Other speakers and entertainers included author and activist Haki Madhubuti and Hip Hop artist Brother J of X-Clan.
The town hall meeting
The town hall meeting theme was National Minority Rights, Human Rights, Sovereignty and Self-Determination as Reparations.
The moderator of the town hall meeting was Glen Ford of the Black is Back Coalition, and the Black Agenda Report.
He spoke of the need to push for reparations no matter who is in the White House, despite U.S.
president Obama's claim that there is no black America.
We have to continue to challenge the legitimacy of those who rule the United States and Europe in the minds of our people.
Attorney Adjoa Aiyetoro, co-founder of NCOBRA gave a presentation about the hypocrisy of the U.S. calling itself a democracy because of enslavement, Jim Crow and many other inequalities against Africans.
And until we win reparations, it is our responsibility to respond and discredit the U.S.'s claim that it is a democracy.
Chairman Omali Yeshitela of the African People's Socialist Party and the Black is Back Coalition for Social Justice, Peace, and Reparations explained how this country was made from stolen land, stolen labor and stolen resources by people who came from a poor, starving and unfree Europe.
Sovereignty was taken from the original inhabitants and reaped upon the thieving aggressors.
Now, people are fighting back and want their own sovereignty, along with the people of Egypt,
Iraq and Afghanistan.
We should join this forward motion and challenge this setup that's based on stolen land, stolen labor and stolen resources.
Reparations will come as a consequence of a social movement that we build, demanding freedom for our people, and being able to deliver consequences to those who have stolen everything they have, Chairman Omali said.
He stated that the power has to be built and put in the hands of the people.
Dr.
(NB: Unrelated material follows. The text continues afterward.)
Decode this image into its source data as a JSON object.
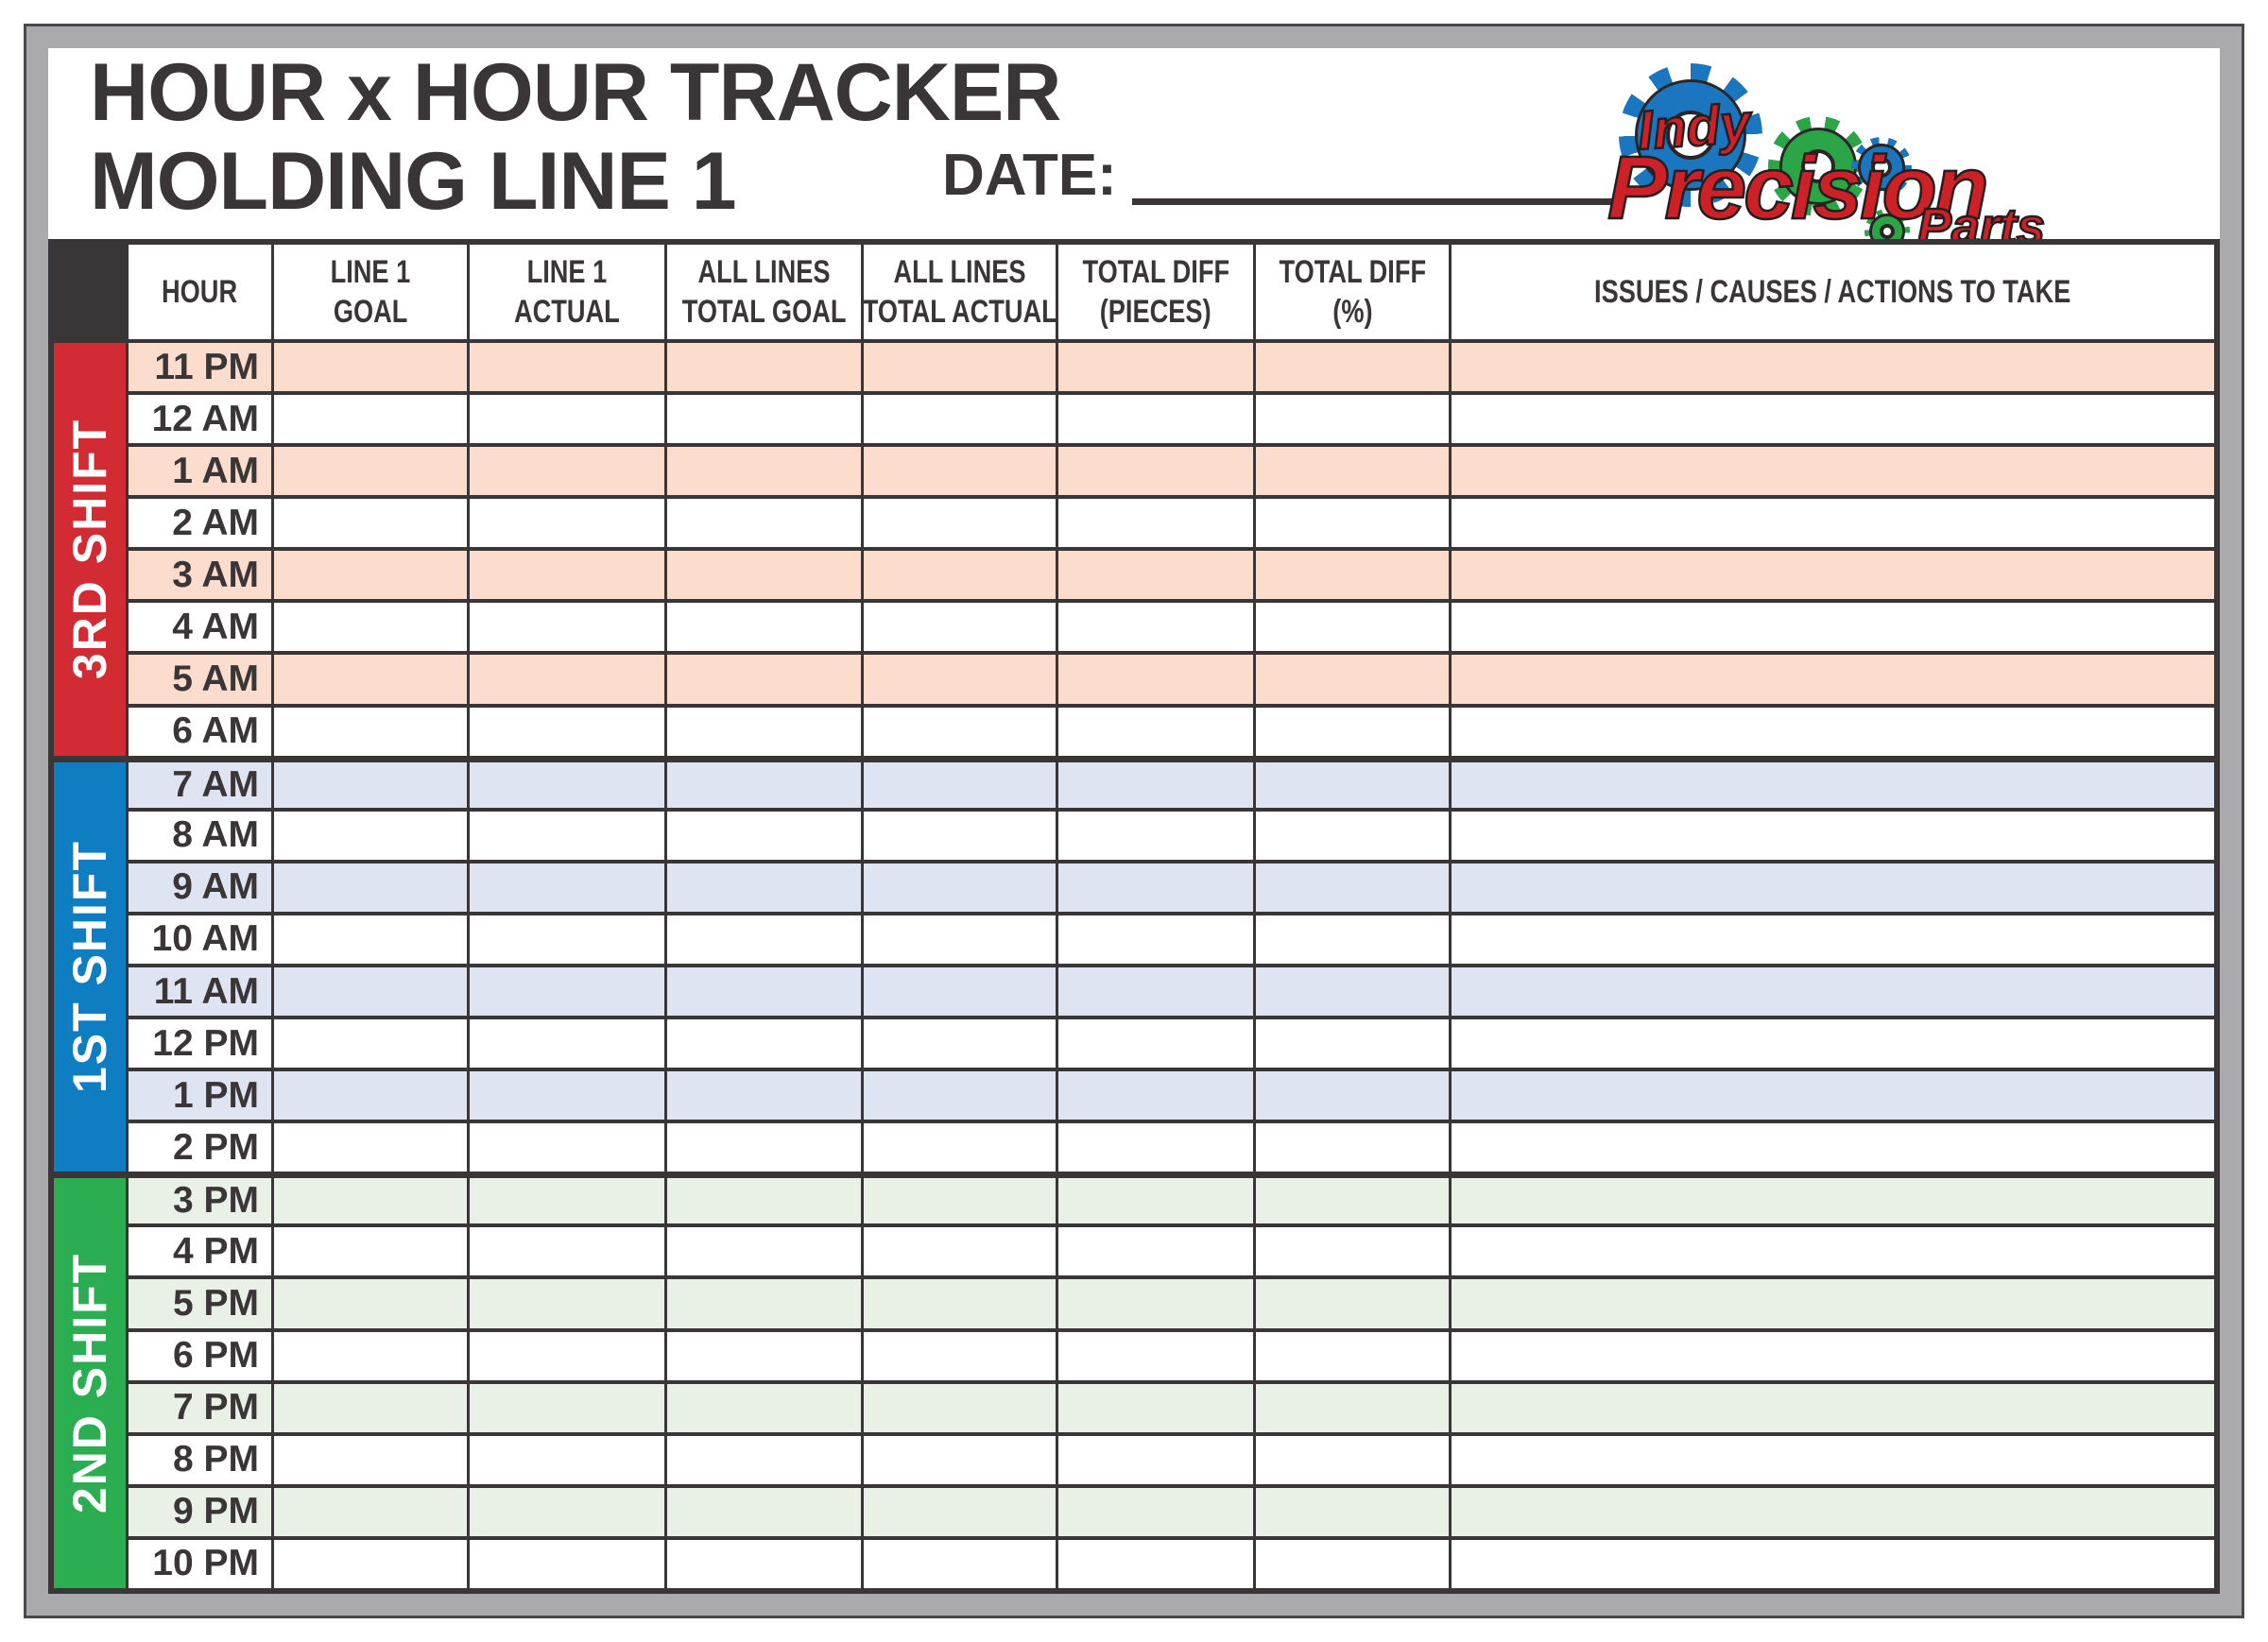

Farid Muhammad of the International Human Rights Association of American Minorities (IHRAAM) gave a presentation that he said would provide insight into an operational platform for reparations within the context of the United Nations protocol of operations and also International Human Rights protocols.
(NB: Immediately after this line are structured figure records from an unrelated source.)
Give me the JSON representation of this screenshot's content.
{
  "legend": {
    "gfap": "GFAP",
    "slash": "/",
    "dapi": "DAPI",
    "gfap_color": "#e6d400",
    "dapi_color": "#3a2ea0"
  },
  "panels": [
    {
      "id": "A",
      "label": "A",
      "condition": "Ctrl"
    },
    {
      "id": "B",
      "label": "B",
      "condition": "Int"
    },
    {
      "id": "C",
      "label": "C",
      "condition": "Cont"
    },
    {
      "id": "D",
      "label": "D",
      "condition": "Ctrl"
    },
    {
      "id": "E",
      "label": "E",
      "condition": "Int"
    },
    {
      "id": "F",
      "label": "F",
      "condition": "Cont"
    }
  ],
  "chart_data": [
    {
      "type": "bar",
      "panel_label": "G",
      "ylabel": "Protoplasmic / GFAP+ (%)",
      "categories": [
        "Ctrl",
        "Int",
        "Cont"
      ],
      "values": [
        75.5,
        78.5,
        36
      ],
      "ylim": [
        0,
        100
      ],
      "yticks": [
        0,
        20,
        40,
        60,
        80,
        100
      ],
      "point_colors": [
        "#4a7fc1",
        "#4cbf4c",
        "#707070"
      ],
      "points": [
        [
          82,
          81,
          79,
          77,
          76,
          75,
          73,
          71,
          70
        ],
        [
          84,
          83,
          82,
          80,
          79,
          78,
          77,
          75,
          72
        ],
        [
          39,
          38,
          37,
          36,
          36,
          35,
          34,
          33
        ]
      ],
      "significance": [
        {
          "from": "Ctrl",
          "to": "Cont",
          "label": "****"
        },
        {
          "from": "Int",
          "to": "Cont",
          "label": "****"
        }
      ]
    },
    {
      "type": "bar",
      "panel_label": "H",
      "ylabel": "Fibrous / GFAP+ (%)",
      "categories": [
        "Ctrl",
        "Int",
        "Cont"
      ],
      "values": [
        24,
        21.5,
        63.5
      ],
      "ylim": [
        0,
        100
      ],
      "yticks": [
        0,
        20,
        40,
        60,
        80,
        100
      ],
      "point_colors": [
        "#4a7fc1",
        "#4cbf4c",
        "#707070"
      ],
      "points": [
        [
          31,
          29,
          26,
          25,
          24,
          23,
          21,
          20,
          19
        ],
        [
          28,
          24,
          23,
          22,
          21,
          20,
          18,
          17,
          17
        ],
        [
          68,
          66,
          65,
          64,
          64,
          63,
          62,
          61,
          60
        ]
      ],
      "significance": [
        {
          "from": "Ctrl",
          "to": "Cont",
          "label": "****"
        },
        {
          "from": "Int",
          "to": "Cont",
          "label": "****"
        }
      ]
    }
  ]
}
The IHRAAM study titled "The National View of African Americans on Self-Determination" gives insight into the social, political and contextual realities we have to contend with in order to convince and educate our people to support the reparations movement.
Ahmed Saadiq of the North American Reparations Task Force (NARTF) commented that when the United States government ended their talks with us on reparations, such as the Durban World Conference Against Racism in 2001 and 2009, it was time for action; that we should approach our allies and all those who would support our cause with the knowledge that the United States government is the most hated government on the face of this Earth.
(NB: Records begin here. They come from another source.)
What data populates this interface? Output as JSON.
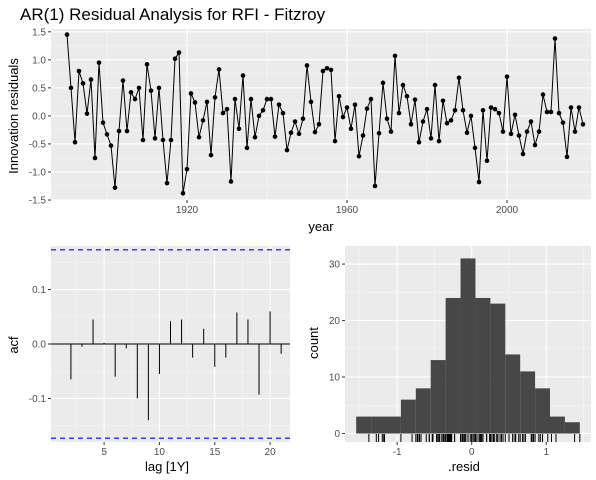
{
  "title": "AR(1) Residual Analysis for RFI - Fitzroy",
  "colors": {
    "bars": "#474747",
    "confidence": "#0000ff",
    "line": "#000000"
  },
  "chart_data": [
    {
      "type": "line",
      "xlabel": "year",
      "ylabel": "Innovation residuals",
      "xlim": [
        1886,
        2021
      ],
      "ylim": [
        -1.5,
        1.55
      ],
      "xticks": [
        1920,
        1960,
        2000
      ],
      "yticks": [
        -1.5,
        -1.0,
        -0.5,
        0.0,
        0.5,
        1.0,
        1.5
      ],
      "ytick_labels": [
        "-1.5",
        "-1.0",
        "-0.5",
        "0.0",
        "0.5",
        "1.0",
        "1.5"
      ],
      "grid": true,
      "x_start": 1890,
      "series": [
        {
          "values": [
            1.45,
            0.5,
            -0.47,
            0.8,
            0.58,
            0.04,
            0.65,
            -0.75,
            0.95,
            -0.12,
            -0.33,
            -0.53,
            -1.28,
            -0.27,
            0.63,
            -0.27,
            0.42,
            0.3,
            0.5,
            -0.43,
            0.92,
            0.45,
            -0.4,
            0.5,
            -0.43,
            -1.2,
            -0.43,
            1.02,
            1.13,
            -1.38,
            -0.95,
            0.4,
            0.24,
            -0.38,
            -0.08,
            0.25,
            -0.7,
            0.33,
            0.83,
            0.05,
            0.12,
            -1.17,
            0.3,
            -0.23,
            0.72,
            -0.57,
            0.3,
            -0.38,
            0.0,
            0.1,
            0.3,
            0.3,
            -0.37,
            0.2,
            0.05,
            -0.61,
            -0.3,
            -0.1,
            -0.32,
            -0.05,
            0.9,
            0.25,
            -0.29,
            -0.15,
            0.8,
            0.85,
            0.82,
            -0.45,
            0.35,
            -0.02,
            0.15,
            -0.23,
            0.2,
            -0.72,
            -0.35,
            0.13,
            0.3,
            -1.25,
            -0.31,
            0.59,
            -0.05,
            -0.28,
            1.07,
            0.05,
            0.55,
            0.35,
            -0.15,
            0.29,
            -0.47,
            -0.1,
            0.12,
            -0.4,
            0.55,
            -0.45,
            0.27,
            -0.13,
            -0.08,
            0.1,
            0.68,
            0.1,
            -0.3,
            0.0,
            -0.57,
            -1.18,
            0.1,
            -0.8,
            0.15,
            0.12,
            0.05,
            -0.28,
            0.7,
            -0.32,
            0.02,
            -0.35,
            -0.68,
            -0.28,
            -0.1,
            -0.52,
            -0.28,
            0.38,
            0.07,
            0.07,
            1.38,
            0.05,
            -0.12,
            -0.73,
            0.15,
            -0.28,
            0.15,
            -0.15
          ]
        }
      ]
    },
    {
      "type": "bar",
      "subtype": "acf",
      "xlabel": "lag [1Y]",
      "ylabel": "acf",
      "lags": [
        1,
        2,
        3,
        4,
        5,
        6,
        7,
        8,
        9,
        10,
        11,
        12,
        13,
        14,
        15,
        16,
        17,
        18,
        19,
        20,
        21
      ],
      "values": [
        0.001,
        -0.065,
        -0.005,
        0.045,
        0.002,
        -0.06,
        -0.008,
        -0.1,
        -0.14,
        -0.055,
        0.042,
        0.045,
        -0.025,
        0.028,
        -0.042,
        -0.025,
        0.058,
        0.045,
        -0.093,
        0.06,
        -0.018
      ],
      "confidence_limits": [
        0.173,
        -0.173
      ],
      "xlim": [
        0.2,
        21.8
      ],
      "ylim": [
        -0.18,
        0.18
      ],
      "xticks": [
        5,
        10,
        15,
        20
      ],
      "yticks": [
        0.1,
        0.0,
        -0.1
      ],
      "ytick_labels": [
        "0.1",
        "0.0",
        "-0.1"
      ],
      "grid": true
    },
    {
      "type": "bar",
      "subtype": "histogram",
      "xlabel": ".resid",
      "ylabel": "count",
      "bin_width": 0.2,
      "bin_starts": [
        -1.55,
        -1.35,
        -1.15,
        -0.95,
        -0.75,
        -0.55,
        -0.35,
        -0.15,
        0.05,
        0.25,
        0.45,
        0.65,
        0.85,
        1.05,
        1.25
      ],
      "values": [
        3,
        3,
        3,
        6,
        8,
        13,
        24,
        31,
        24,
        23,
        14,
        11,
        8,
        3,
        2
      ],
      "xlim": [
        -1.7,
        1.6
      ],
      "ylim": [
        -1.5,
        33.2
      ],
      "xticks": [
        -1,
        0,
        1
      ],
      "yticks": [
        0,
        10,
        20,
        30
      ],
      "grid": true,
      "rug": [
        -1.38,
        -1.28,
        -1.25,
        -1.2,
        -1.18,
        -1.17,
        -0.95,
        -0.8,
        -0.75,
        -0.73,
        -0.72,
        -0.7,
        -0.68,
        -0.61,
        -0.57,
        -0.57,
        -0.53,
        -0.52,
        -0.47,
        -0.47,
        -0.45,
        -0.45,
        -0.43,
        -0.43,
        -0.4,
        -0.4,
        -0.38,
        -0.38,
        -0.37,
        -0.35,
        -0.35,
        -0.33,
        -0.32,
        -0.32,
        -0.31,
        -0.3,
        -0.3,
        -0.29,
        -0.28,
        -0.28,
        -0.28,
        -0.27,
        -0.27,
        -0.23,
        -0.23,
        -0.15,
        -0.15,
        -0.13,
        -0.12,
        -0.12,
        -0.1,
        -0.1,
        -0.08,
        -0.08,
        -0.05,
        -0.05,
        -0.02,
        0.0,
        0.0,
        0.02,
        0.04,
        0.05,
        0.05,
        0.05,
        0.07,
        0.07,
        0.1,
        0.1,
        0.1,
        0.12,
        0.12,
        0.13,
        0.15,
        0.15,
        0.15,
        0.2,
        0.2,
        0.24,
        0.25,
        0.25,
        0.27,
        0.29,
        0.3,
        0.3,
        0.3,
        0.3,
        0.33,
        0.35,
        0.35,
        0.38,
        0.4,
        0.42,
        0.45,
        0.5,
        0.5,
        0.55,
        0.55,
        0.58,
        0.59,
        0.63,
        0.65,
        0.68,
        0.7,
        0.72,
        0.8,
        0.8,
        0.82,
        0.83,
        0.85,
        0.9,
        0.92,
        0.95,
        1.02,
        1.07,
        1.13,
        1.38,
        1.45
      ]
    }
  ]
}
Dr. Conrad Worrill of the Jake Carruthers Center for Inner City Studies at Northeastern University and the Chairman Emeritus of the National Black United Front (NBUF) spoke of the history of the reparations movement and the need to rebuild, unify and put energy back into the movement.
General Rashid of the Republic of New Africa (RNA) spoke of the need to get land in order to achieve sovereignty, and spoke of the formation of the RNA as a government in Detroit, Michigan in 1968.
The question and answer session addressed the need to get the masses of Africans into the movement, the need to become a broad coalition and the need to convince everyday African people the importance of our cause; the need to relate the struggle for reparations to the people's everyday struggles.